Published May 26, 2011 by
Baptism is an important ritual in many faiths. While the ceremonies differ, the symbolism is typically the same: baptism is a washing away of sin. It has traditionally been, and remains, a purification ritual in which water plays a big part, both symbolically and literally. How did this ritual develop? How do different cultures celebrate baptism? And what does it mean today? Baptism is a beautiful ritual, and when you know its history, it becomes that much more meaningful.
We typically associate baptism with Christian religions, but the roots begin with Judaism. Mikvah, or ritual immersion, was performed when one needed to be restored to purity. This happened after being exposed to something deemed by the Torah to be “unclean.” This could be anything from becoming defiled via contact with a corpse or being with a woman while she was menstruating. Women were to cleanse after menstruation or childbirth. Until the person was cleansed, he/she was not allowed to attend temple.
The person who needed cleansing brought an offering, such as lambs, doves, or grains, and the priest would ritualistically cleanse the body with water, oils, and perfumes. Converts to Judaism also underwent the ritual cleansing. Mikvah is still very important to the Orthodox Jewish community, and often, the baths are elaborately done.
In Islam, there is a ritual called Ghusl, which is a ritual washing required for prayer or certain rituals. It is done after having sex, menstruation, childbirth, and death by natural causes. It is also commonly practiced before Friday and Eid prayers, in preparation for haji, or the journey to Mecca, and before converting to Islam. There are rules governing the prayers said during ablution, as well as what types of water are permitted for use.
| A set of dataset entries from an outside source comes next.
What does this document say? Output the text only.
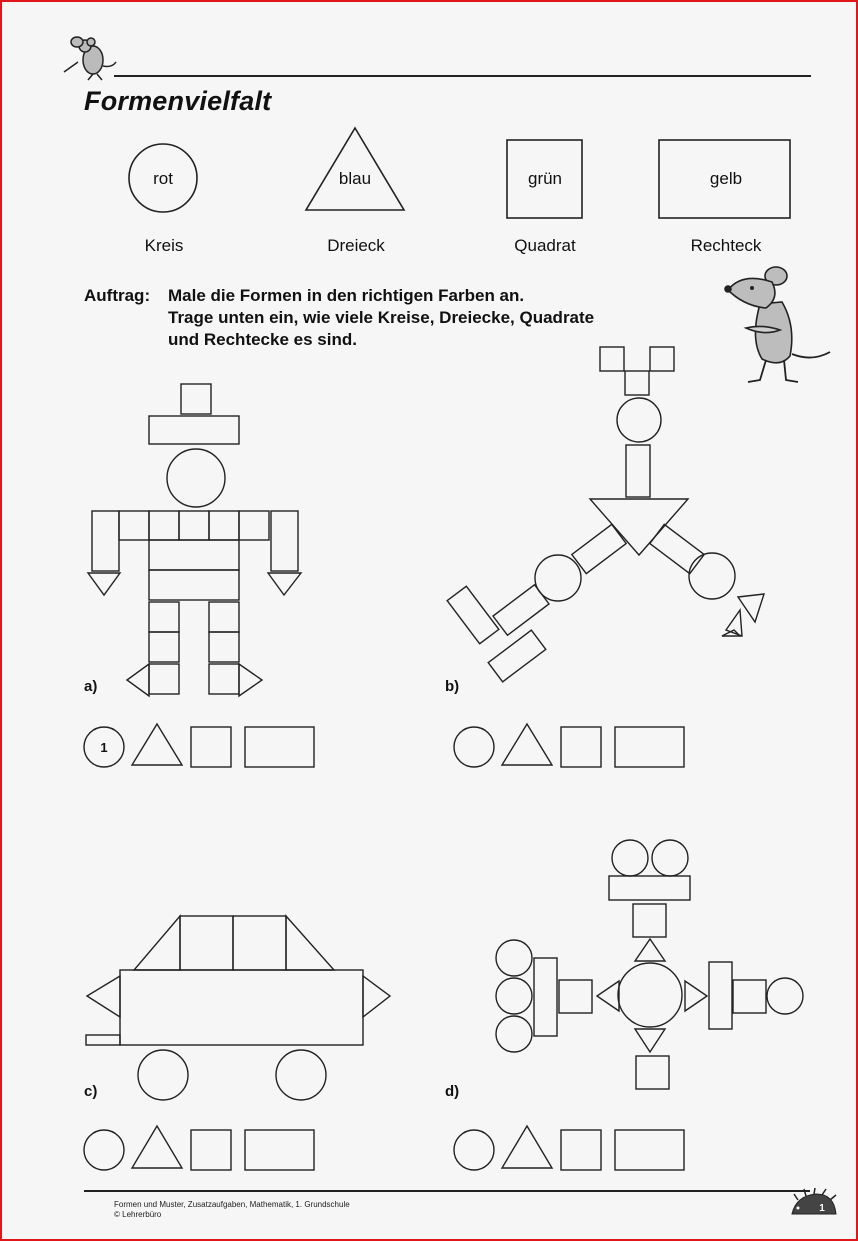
Formenvielfalt
rot	blau	grün	gelb
Kreis	Dreieck	Quadrat	Rechteck
Auftrag: Male die Formen in den richtigen Farben an.
Trage unten ein, wie viele Kreise, Dreiecke, Quadrate
und Rechtecke es sind.
a)	b)
1
c)	d)
Formen und Muster, Zusatzaufgaben, Mathematik, 1. Grundschule
© Lehrerbüro
1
Both of these rituals have much in common with the Christian idea of baptism. One key difference, though, is that both mikvah and ghusl are performed on an as-needed basis, so to speak. They are done repeatedly throughout life to regain purity. The Christian ritual of baptism is done once in a person’s life. Instead of purifying the person from a specific “unclean” act, the baptism represents the desire of the baptized to follow the ways of the church and repent from sin. It is not a purification of sin, per se, but a symbolic act.
There are different forms of baptism among Christian religions and different practices concerning the age at which one is baptized. In the Catholic, Episcopal, and Lutheran Churches, for instance, baptism is performed near birth to wash away “Original Sin,” which it is believed all people are born with. In many other faiths, baptism is delayed until a child is older, or even till adulthood. This is because the belief in Original Sin is not universal in Christianity. Also, many churches believe the person should be old enough to make the conscious choice to become baptized, and thus an official member of the church.
While water plays an important role in baptism, not all ceremonies are the same. In Catholic ceremonies, for instance, the baby is held over the baptismal font, and water is sprinkled lightly over his head. This is called aspersion baptism. In other faiths, the person to be baptized kneels and water is poured over his head. He may also kneel in water. This is affusion baptism.
Immersion baptism is when the congregant is fully submerged in water. This is practiced by Anabaptists and Baptists. In these faiths, people are not baptized until they are adults. Immersion is often done in baptismal fonts, swimming pools, bathtubs, rivers, or lakes. Some sects, including Armenian Baptists, and some Catholics, Lutherans, Presbyterians, Methodists, and Anglicans, partially immerse the baptized, dunking their heads under water. Other faiths, like the Baptists and Anabaptists, demand full immersion.
Despite the differences in baptismal practices among faiths, there are many more similarities. Water purifies and removes sin, whether on a symbolic level or a literal level. Converts to religions typically undergo baptism to indicate their dedication to following the tenants of the faith. Whether it is done repeatedly, as with mikvah and ghusl, or once, as with Christian faiths, it is an important ceremony. Often times, after the baptism, family and friends congregate at the home of the little one and celebrate with a meal and baptism gifts.